Callaway Bank opened a branch in south Columbia at Forum Boulevard and Chapel Hill Road in 1999, and it was so successful that another was opened on West Broadway in 2002 and Lake of the Woods last year.
“It was a pretty aggressive move,” John Harris Sr. said. “We had a lot of competition there. But it’s worked out pretty well so far.” Bruce Harris and his management team also pushed innovation, including commercial electronic deposits, what the bank calls “absolutely free checking” and upgrades in its checking technology.
At the same time, Harris and the board resisted the allure of sub-prime lending. The bank actually increased lending standards before the fallout in the sub-prime market. “We were getting a little nervous about the economy and we wanted our borrowers to have more liquidity on the balance sheet,” Harris said. “That decision cost us a lot of business.” Now, with the economic downturn, some of the customers who borrowed from other banks are having difficulty keeping up with payments “and the banks are saying, ‘We’re going to close you out.”’
In Boone County, “we told our developer customers we wanted a year’s worth of interest on that loan carried on the balance sheet, in cash,” Harris said. Other banks were willing to lend 100 percent of the purchase price.
“Now things have slowed down, and there are people out there who have these subdivisions and they can’t sell those lots for what they’ve got to sell them for to get out from under them,” Harris said. “Banks are being pressured to move those bad loans off their balance sheets, so they are being pretty hard-nosed about it. They’re foreclosing or asking those people to re- finance at other banks…
“Maybe we got lucky in our call, but we’re not fighting a bunch of bad loans,” he said. “Our credit quality right now is exceedingly strong. Customers who stuck with us and took our advice are sort of glad they did I think.”

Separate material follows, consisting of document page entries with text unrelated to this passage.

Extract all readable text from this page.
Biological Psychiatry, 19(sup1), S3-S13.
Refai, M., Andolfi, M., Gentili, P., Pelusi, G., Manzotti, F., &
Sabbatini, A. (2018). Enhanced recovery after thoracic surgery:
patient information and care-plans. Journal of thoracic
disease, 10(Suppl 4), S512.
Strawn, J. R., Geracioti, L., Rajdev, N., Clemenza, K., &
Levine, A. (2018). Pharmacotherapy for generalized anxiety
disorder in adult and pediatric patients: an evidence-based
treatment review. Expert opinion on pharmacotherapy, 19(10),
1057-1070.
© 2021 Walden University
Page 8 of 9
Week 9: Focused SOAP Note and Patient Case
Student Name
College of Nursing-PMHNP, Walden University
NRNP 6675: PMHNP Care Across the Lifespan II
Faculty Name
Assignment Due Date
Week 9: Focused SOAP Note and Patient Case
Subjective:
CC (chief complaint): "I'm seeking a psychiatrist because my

Harris acknowledges that Callaway Bank is conservative. “We’re here for the long haul, and we want our customers to be here in the long haul as well,” he said.
As recession looms, Harris said “We don’t think 2008 is going to be a great year. Part of this sub-prime issue is fueled by the national press, but part of it is real. I am fearful that the Fed is going to find itself in the position where it cannot continue to lower interest rates to offset the recession but has to raise rates to offset inflation.”
President Harry S. Truman visits with Tom Vansant and Will Harris in the bank lobby in 1954.
Overton Harris said he sees some similarities between the economic situation now and conditions in the mid-1980s when he was president and dealing with record-high interest rates and inflation.
“The term stagflation has surfaced again,” he said.
Farmers in the ’80s were deeply in debt, and the bank, which had a high concentration of agriculture loans in its portfolio, decided to write off numerous loans.
“Odie and John really worked through some tough times with some people,” Bruce said, referring to his father by his nickname. “We took some heavy losses back then in order to help these farmers who got in trouble.”
But the bank is bigger and more diversified now, with one third of its assets derived from Boone County.
“We feel like our loan-loss reserve is superadequate,” Bruce Harris said.
In 1998, when Overton Harris announced his plans to retire and Bruce Harris was picked to be the next president, the board allowed for a oneyear transition period.
The board quickly has started its search for the next president, Bruce Harris’s successor, to allow for another transition period.
Harris, who is remarkably upbeat and open about his condition, said with a laugh, “It is my fervent hope that there is a relatively long transition.”